I think you have it absolutely right.
It simply is a conclusively observed and measured "physical phenomenon", possibly the most fundamental law in the universe. Generalized by Gauss as his electric field equation, now referred to as Maxwell's first equation.
But close analysis reveals that opposite charges may not really be "attracted" to each other.
What seems to happen is that the Coulomb interaction adiabatically induces in opposite charges momentum energy oriented towards the other charge as a function of the inverse of the distance separating them, and it would be this momentum energy that causes them to tend to move toward each other. If the charges are of same sign, the momentum energy is induced oriented away from the other particle, which causes them to tend to move away from each other.
So, the Coulomb force would simply induce momentum energy in charges, momentum energy whose direction depends on whether the charges are same sign or opposite signs. It would be the induced momentum energy that causes the charges to move, not the Coulomb force.
Until any more fundamental law is discovered that could explain the existence of the Coulomb force, its nature can only remain a philosophical question for the time being.
If like charges attracted each other lightening could not strike, and a charged capacitor would not discharge when grounded. All the electrons would collect together in a few super clusters. Life could not exist in such a universe.
Its the anthropic argument, like charges must repel for us to be here to measure them.
Nobody ever said that electrons electrically attracted each other.
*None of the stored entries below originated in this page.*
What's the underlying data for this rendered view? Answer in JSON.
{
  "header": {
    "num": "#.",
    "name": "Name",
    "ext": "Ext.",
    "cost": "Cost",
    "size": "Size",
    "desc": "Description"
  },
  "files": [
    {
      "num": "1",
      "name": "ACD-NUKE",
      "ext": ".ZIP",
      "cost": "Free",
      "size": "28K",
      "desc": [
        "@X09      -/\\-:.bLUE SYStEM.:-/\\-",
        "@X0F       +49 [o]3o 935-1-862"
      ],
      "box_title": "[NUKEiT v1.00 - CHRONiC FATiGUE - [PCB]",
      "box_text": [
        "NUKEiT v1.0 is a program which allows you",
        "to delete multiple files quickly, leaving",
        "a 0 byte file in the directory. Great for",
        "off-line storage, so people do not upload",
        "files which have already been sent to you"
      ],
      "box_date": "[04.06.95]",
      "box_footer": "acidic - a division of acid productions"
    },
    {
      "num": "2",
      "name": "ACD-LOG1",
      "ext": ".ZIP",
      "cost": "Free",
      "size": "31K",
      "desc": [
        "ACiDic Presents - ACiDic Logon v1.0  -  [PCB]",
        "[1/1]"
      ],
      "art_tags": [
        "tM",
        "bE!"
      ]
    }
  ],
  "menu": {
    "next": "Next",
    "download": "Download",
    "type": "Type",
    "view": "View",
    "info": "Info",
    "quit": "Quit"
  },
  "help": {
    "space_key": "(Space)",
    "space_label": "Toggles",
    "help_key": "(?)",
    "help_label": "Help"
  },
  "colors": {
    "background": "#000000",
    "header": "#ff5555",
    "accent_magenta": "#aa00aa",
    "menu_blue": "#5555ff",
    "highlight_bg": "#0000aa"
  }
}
It's been know for hundreds of years, since Coulomb discovered it, that "opposite signs electric charges" attract each other, not "same sign electric charges"
Particles do not have to be charged electrically. When they are, the like charges must repel and unlike charges must attract to support a living world.
Obviously for your second sentence. This is general knowledge. but since all massive elementary particles are electromagnetic in nature, they all have a charge by definition.
The answer is for a question why charges must attract. If they didn't then life as we know it would not exist, and the other alternatives would not support a living world either, except the one we have where unlike charges attract and like charges repel. The electric forces dominate our world including chemistry and biology without which we would not exist.
Absolutely. Why did you state then that "if charges attracted each other lightening could not strike, and a charged capacitor would not discharge when grounded"?
Opposite electric charges have to attract for this to happen.
Lightening strike was an extreme example, showing that like charges cannot attract, because there would be no electrical discharges. The other choices are either the charges generate no force which removes the reason for having charges, or opposites attract which is the only remaining choice. The question was why, and the answer is here.